Bug-Eyed Boys and Buccaneers.
For 34 years Jeffery Farnol continued to toss off plays, short stories, romantic period novels (The Amateur Gentleman, Beltane the Smith, Martin Conisby's Vengeance, Black Bartelmy's Treasure], A generation of bug-eyed British boyhood wolfed his cloak-&-dagger yarns about buccaneers, outlaws, bravos, muscular blacksmiths, rebels, soldiers, dandies, heroes with names like Sir Marmaduke Vane-Temperly and heroines like Lady Herminia Barrasdaile. Even Author Farnol, who is chubby and nearsighted, tried to live up to his characters. He boxed vigorously, amassed a collection of old swords and armor. What the world really needed, he said, was heroes.
The King Liveth is Author Farnol's 28th novel, a tumultuous tarradiddle laid in 9th-Century England. Its hero is King Alfred, who stood off the invading Danes with Churchillian resolution. The story tells how Earl Ranulf, a sturdy Saxon with a passion for Latin literature, woos and wins the Lady Morwenna -- whose "shag of windblown, red-gold hair" was fatally attractive to the Danes. Ranulf and Morwenna help King Alfred collect an army of bone-cracking Saxons, finally crush Guthrum the Viking at the great battle of Ethandune, making England "a bulwark 'gainst Tyranny and sure refuge for all distressed folk."
Sample: "'Ha, my lords,' [Leofric] cried, 'ye heard the vaunt of this foul clapperclaw rogue? . . . Heed not the boy, but for this man, this threadbare lurcher o' thickets, look on him and behold a very liar! So now to prove our love for Earl Ranulf and loyalty to Royal Alfred, let us end such traitorous dog -- thus!' And, rising in his stirrups, Leofric made to hurl his spear . . . but in that moment Morwenna screamed, very womanly, yet rode between this deadly spear-point and Ranulf, shielding him with her own body . . . boldly as any man though, being indeed all woman, she screamed full-throated again and yet again. . . ."

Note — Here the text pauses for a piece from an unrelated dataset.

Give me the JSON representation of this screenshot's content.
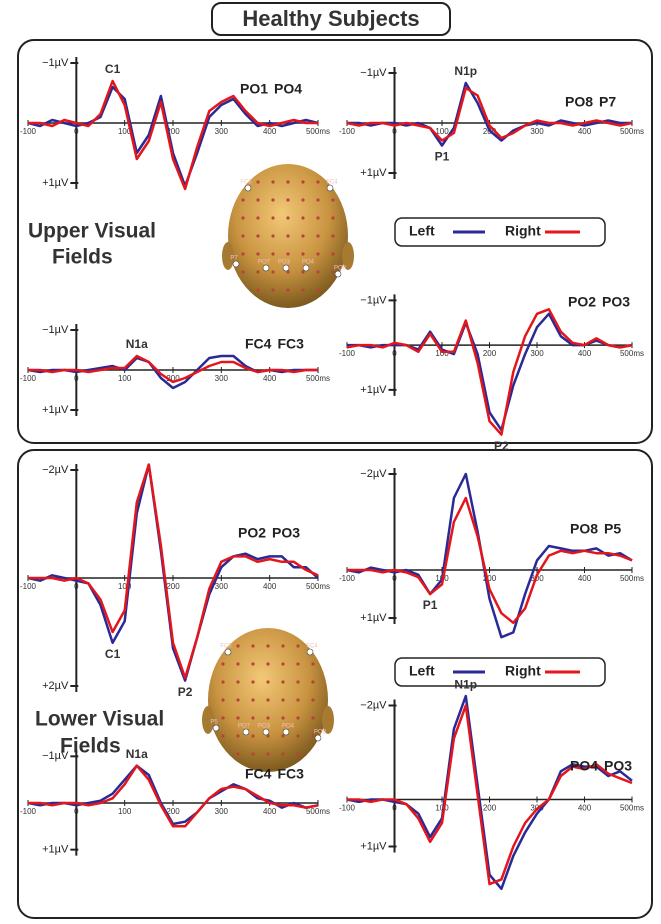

Last week, in his south-coast home at Eastbourne, England, 66-year-old Author Farnol was at work on Novel No. 29. Said he: "It will be a sentimental romance -- a pre-infernal-internal-combustion-engine romance about beautiful women in bustles."
* In 1912 the same gang murdered Gambler Herman Rosenthal, precipitated one of Manhattan's most sensational political scandals -- the Becker Case.